Rating: Summary: A good conclusion to the Ender Quartet Review: Children of the Mind is an excellent read. The plotline is intense, the interpersonal-relationships are complex, and the characters are realistic. Card answers all the questions he brought up in the first three books (which, in my opinion, were better). My only complaint is that some of Card's spiritualism can get pretty bizarre at times. The bit about auia's struck me as unrealistic. But as a whole, Children of the Mind is definately a worthy choice.
Rating: Summary: Definitely disappointing Review: I bought this book thinking that there would be a wonderfully insightful, charming story filled with 3Dimensional characters, and Card's intriguing blend of science and fantasy. But no. (HEAVY SIGH) I loved Ender's Game, Speaker and Xenocide but this book . . . I don't know where to start. The pseudo philosophy which was so long and drawn out did not consist of philopsphy per se, but a never ending string of whys and wherefores put forth in whiny voices. YUCKY. The characters were so incredibly white and flatbread - no shades of grey - they just tumbled out of the book and landed SPLAT in my mind. Children of the Mind was more of a bunch of half formed ramblings that came to a quick, insignificant, and ludicrous ending (re: Peter, Wang-Mu and the Little Doctor). What was most disappointing was the Afterword and it's disturbing glimpse into Card's reasonings behind certain aspects of the story. I am sorry to say it has made me reluctant to buy any more of his novels. The disappointment of CotM after the brilliance of Ender's Game and Speaker for the Dead is very disheartening.

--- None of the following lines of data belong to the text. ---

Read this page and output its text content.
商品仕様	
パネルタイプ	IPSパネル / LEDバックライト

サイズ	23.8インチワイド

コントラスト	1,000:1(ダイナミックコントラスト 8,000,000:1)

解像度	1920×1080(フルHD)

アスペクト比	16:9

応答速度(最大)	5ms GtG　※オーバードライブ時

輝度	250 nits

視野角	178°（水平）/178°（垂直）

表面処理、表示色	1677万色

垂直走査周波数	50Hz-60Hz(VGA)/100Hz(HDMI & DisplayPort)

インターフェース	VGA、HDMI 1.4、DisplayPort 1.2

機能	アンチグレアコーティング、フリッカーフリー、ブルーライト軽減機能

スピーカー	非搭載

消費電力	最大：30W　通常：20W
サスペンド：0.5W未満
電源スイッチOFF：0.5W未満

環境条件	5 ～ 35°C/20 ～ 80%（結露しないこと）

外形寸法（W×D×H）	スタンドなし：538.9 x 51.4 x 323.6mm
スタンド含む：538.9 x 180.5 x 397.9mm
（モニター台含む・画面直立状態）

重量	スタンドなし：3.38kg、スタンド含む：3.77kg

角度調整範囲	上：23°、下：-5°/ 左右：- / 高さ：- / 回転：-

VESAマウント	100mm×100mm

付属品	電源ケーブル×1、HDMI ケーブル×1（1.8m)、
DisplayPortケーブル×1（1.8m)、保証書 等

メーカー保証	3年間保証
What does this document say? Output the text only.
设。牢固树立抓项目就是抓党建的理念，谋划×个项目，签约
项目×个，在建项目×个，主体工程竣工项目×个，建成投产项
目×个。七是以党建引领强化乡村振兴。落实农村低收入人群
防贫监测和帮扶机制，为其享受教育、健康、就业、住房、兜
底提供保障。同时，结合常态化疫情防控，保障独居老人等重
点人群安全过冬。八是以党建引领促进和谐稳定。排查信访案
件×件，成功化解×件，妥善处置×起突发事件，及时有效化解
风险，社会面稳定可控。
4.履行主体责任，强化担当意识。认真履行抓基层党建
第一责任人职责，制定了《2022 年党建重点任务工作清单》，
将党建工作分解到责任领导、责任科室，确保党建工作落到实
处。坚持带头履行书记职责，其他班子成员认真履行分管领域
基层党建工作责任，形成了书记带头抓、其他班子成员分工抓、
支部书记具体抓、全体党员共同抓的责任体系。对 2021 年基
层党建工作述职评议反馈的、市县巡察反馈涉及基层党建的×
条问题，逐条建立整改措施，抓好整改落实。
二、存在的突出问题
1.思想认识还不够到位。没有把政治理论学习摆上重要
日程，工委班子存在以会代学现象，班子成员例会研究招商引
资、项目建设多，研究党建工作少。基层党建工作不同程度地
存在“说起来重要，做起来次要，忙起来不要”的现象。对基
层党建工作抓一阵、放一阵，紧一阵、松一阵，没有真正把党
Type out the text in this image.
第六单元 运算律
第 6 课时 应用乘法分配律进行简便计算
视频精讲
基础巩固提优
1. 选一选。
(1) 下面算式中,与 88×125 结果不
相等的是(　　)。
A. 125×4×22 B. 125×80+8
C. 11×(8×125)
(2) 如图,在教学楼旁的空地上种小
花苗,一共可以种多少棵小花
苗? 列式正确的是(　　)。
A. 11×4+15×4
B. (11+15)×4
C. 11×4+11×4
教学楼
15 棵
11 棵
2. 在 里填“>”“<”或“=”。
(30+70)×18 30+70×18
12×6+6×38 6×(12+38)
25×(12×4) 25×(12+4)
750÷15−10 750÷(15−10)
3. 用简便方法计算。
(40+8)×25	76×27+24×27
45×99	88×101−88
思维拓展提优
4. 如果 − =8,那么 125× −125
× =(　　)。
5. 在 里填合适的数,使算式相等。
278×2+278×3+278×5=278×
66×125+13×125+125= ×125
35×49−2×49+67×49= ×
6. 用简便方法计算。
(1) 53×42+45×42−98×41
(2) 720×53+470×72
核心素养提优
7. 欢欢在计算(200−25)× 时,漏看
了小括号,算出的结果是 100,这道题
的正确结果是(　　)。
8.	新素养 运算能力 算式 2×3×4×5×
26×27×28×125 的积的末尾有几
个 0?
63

Rating: Summary: Let's go back to battle school Review: Ender's Game: 10, Speaker For the Dead: 9, Zenocide: 7, Children of The Mind: 5 A lot of useless self-absorbed inner turmoil and ridiculous pseudo-science in this one. Doesn't have the hard, bitter edge that made Ender's Game so great. These characters bask annoyingly in repentance and unconscionably benevolent gestures toward humanity. And they preach too much--to each other, to themselves, and therefore to me. It seems as though Card went a little overboard with his latest attempt to teach us to be decent to one another, and in the process forgot to entertain us with plausible scenarios. The parallel to modern-day earth he attempts to portray through absurdly homogeneous ethnic worlds is simplistic, hardly a subtle or elegant allegory. But man, was Ender's Game good. Take us back to battle school. Please.